In other words, debt settlement can also be termed as credit settlement or debt arbitration. Its main feature is reducing the debt by the reduced balance which is considered as the full payment as agreed by both debtor and creditor. The reduced balance is not negotiated by the creditors till the minimum monthly payments are made by the consumers. However, the balance grows when the payments stop due to late fees and also the ongoing interest. There are many ways by which the consumers can arrange for the settlement of debt. They can do so online on websites, or through a lawyer or through debt settlement companies.

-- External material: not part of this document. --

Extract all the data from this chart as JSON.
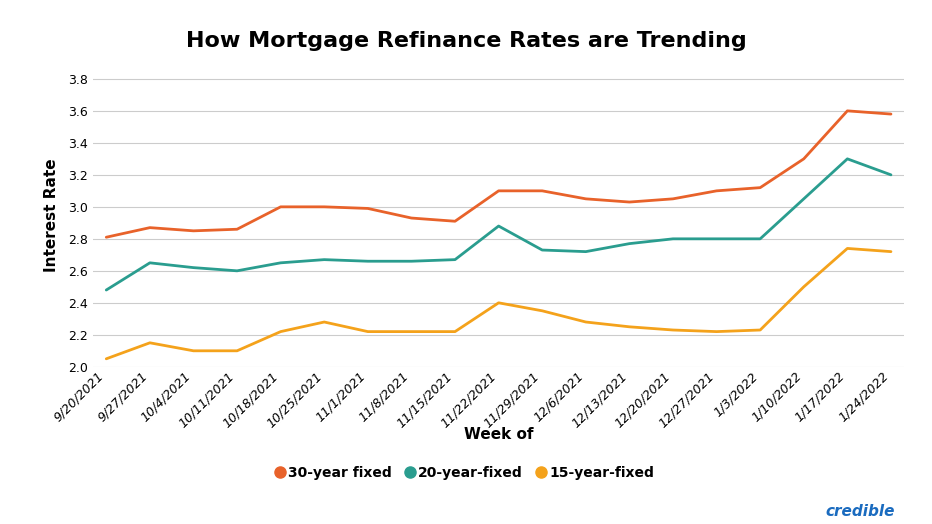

Debt settlement involves negotiation with the creditors for reducing the overall debts by paying a lump sum amount. Debt settlement can be considered successful if the creditor is ready to forgive a certain percentage of the total amount of balance. Settlement of debt can be done only for unsecured debts such as medical bills and also the debts associated with credit cards. Debt settlement is a good option for debtors as they can avoid bankruptcy which is associated with the stigma and intrusive court control. At the same time, their debt balance is reduced by a large percentage, in some cases by 50% or more.
If a consumer chooses the path of employing a debt settlement company for the purpose of the settlement of the debt, he needs to have lump sum cash. Or he can build up funds over a certain predetermined time period. For those who don’t have lump sum cash, a trust account of third party is set up by the debt settlement companies. Funds are accumulated in this account for the process of settlement. The process of negotiation with each creditor individually begins once the funds are accumulated. The creditors can hold the accounts or they can be bought by the collections agency, in such case the debt is still negotiable. Consumers can negotiate the settlement of debt themselves.